It was only a matter of time before U.S. Sen. Tommy Tuberville would have to change his tune about white nationalists. After a debate on the topic Monday night with a CNN host, that time was Tuesday.
Tuberville, the first-term Republican senator from Alabama, repeatedly defended white nationalists Monday night, as he had been doing for the past few months, ever since he complained that the armed forces are trying to run soldiers with those beliefs out of the military.
On Monday, CNN host Kaitlin Collins, interviewing Tuberville, told him that by definition, white nationalists are racist because they believe their race is superior to all others. Tuberville said that was just Collins’ opinion, and then mystifyingly described them as people who hold “a few probably different beliefs.”
Tuberville may be best known for his political strategy of holding up hundreds of military promotions to protest the Defense Department’s abortion policy. But he jumped on the white nationalist train back in May, when he said Defense Secretary Lloyd Austin was trying to get “the white extremists, the white nationalists” out of the military.
He accused military leaders of trying to drive away supporters of former President Donald Trump, and said he views white nationalists as Trump Republicans.
Why would Tuberville or anyone else think the military benefits from including soldiers — using the senator’s words — with extremist views? Does he also think that black gang members should be allowed to remain in the military?
On Monday night, Tuberville blended his defense of white nationalists with several statements that he’s against racism. Which, given his years as a college football coach, must be true. Black athletes would not have played for a coach who discriminated, and no university would have tolerated it.
On CNN, Tuberville cited his coaching experience, saying he had been around more minorities than anyone in Congress. But sticking up for people who believe in their own racial superiority will not help Tuberville when he attends football reunions.
More to the point, what was Tuberville thinking when he equated Trump Republicans with white nationalists? If that’s the core of Trump’s support (and it isn’t), then the Republican Party is in serious trouble.

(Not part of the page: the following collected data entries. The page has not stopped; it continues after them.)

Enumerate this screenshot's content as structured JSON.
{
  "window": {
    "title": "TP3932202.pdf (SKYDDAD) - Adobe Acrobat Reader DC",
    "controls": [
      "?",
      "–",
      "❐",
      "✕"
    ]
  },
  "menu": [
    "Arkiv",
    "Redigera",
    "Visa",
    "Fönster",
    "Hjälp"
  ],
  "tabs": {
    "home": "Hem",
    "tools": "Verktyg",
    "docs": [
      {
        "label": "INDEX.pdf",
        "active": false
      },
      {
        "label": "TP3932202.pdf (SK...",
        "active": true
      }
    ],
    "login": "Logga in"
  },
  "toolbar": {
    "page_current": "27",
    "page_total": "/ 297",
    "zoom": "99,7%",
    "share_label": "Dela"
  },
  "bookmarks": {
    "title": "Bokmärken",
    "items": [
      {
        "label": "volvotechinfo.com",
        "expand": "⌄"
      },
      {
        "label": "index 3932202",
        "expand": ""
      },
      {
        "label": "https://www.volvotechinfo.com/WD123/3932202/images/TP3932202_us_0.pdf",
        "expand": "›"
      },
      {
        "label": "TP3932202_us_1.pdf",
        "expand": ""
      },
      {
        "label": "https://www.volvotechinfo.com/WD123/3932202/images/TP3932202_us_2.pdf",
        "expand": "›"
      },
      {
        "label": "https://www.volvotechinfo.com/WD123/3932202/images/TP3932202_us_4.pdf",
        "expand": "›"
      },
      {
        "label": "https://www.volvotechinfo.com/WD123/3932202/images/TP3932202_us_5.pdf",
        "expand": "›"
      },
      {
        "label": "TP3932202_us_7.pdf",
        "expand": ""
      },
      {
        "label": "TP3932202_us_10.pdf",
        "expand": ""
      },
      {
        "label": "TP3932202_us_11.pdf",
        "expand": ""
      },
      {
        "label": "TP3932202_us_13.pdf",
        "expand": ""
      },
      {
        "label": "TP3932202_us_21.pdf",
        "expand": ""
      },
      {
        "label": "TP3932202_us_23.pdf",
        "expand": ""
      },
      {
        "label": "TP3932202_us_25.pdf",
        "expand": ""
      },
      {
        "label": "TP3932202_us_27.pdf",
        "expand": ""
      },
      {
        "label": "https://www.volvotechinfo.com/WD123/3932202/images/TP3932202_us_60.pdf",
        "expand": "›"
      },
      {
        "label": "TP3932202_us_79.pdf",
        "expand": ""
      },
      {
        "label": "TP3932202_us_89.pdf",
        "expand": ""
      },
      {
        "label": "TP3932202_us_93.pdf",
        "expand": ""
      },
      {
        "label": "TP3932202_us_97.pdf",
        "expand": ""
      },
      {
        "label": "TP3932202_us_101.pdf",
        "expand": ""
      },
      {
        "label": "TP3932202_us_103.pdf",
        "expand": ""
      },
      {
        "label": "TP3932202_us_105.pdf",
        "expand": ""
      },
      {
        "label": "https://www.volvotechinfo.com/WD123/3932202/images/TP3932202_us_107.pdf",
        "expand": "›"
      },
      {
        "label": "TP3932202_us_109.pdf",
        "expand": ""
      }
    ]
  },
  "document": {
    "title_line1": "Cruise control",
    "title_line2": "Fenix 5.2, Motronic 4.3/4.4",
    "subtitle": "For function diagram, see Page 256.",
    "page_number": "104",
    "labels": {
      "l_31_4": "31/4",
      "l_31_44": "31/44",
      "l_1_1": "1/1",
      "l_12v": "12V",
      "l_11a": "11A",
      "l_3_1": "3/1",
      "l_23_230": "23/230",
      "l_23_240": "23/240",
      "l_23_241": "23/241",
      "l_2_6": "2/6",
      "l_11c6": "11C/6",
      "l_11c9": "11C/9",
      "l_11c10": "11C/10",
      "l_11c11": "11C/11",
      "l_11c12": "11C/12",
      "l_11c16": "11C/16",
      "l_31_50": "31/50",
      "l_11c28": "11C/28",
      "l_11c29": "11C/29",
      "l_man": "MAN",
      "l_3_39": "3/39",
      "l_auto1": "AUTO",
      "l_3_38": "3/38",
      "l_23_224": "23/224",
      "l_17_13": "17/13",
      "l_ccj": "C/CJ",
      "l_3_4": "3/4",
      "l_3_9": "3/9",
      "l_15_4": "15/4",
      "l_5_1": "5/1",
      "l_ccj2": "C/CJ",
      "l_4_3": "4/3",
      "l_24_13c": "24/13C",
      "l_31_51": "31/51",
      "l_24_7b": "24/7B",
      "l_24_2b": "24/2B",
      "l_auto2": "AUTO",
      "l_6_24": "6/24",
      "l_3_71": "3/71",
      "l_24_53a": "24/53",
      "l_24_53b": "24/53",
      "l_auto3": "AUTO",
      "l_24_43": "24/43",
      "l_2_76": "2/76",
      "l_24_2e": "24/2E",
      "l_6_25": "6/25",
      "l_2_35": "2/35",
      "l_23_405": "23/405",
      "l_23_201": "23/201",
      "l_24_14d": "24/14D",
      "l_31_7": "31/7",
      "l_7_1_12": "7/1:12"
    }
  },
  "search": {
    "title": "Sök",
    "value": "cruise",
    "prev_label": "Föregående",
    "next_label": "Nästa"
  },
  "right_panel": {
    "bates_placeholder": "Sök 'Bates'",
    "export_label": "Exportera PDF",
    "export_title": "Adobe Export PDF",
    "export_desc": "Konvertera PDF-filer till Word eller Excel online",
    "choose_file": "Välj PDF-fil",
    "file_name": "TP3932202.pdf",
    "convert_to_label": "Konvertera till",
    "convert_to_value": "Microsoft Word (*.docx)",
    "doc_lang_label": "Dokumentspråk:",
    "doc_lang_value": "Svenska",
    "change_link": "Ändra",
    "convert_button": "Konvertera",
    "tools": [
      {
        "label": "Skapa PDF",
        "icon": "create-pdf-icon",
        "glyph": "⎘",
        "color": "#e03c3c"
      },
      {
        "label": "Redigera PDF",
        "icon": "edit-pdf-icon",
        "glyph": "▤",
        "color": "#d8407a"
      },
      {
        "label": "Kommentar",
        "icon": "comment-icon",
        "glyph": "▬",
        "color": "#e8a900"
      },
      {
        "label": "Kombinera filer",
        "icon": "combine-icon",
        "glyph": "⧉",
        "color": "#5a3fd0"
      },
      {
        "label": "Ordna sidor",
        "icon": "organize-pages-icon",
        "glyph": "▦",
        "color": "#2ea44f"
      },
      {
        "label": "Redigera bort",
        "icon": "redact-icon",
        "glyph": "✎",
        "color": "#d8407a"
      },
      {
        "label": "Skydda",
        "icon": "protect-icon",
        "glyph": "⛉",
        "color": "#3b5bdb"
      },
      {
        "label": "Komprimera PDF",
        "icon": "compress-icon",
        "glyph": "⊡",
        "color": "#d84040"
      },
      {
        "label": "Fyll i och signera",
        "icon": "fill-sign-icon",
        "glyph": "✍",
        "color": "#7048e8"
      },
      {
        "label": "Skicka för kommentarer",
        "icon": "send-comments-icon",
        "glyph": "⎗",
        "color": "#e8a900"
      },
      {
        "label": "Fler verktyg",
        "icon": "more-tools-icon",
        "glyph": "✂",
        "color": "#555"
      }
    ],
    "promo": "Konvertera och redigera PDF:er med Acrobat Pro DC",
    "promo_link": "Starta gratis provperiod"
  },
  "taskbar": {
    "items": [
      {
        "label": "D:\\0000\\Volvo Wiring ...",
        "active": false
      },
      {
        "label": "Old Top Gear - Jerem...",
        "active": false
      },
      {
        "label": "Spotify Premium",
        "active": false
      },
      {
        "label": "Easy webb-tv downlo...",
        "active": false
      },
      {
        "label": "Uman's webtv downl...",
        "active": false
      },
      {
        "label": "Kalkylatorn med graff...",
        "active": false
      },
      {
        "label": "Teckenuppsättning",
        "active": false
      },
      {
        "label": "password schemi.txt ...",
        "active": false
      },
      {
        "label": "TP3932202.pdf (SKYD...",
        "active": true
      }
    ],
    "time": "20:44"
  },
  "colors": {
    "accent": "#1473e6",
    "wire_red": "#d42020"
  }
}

Tuberville dug himself quite a hole on this one, and finally Tuesday he began the process of removing himself from it. Maybe he got the message from fellow Republicans like Senate Majority Leader Mitch McConnell, who told reporters that white supremacy is unacceptable in both the military and the country.
“White nationalists are racists,” Tuberville told reporters on Capitol Hill. It’s still a mystery, though, why the senator allowed himself to get involved with this topic in the first place.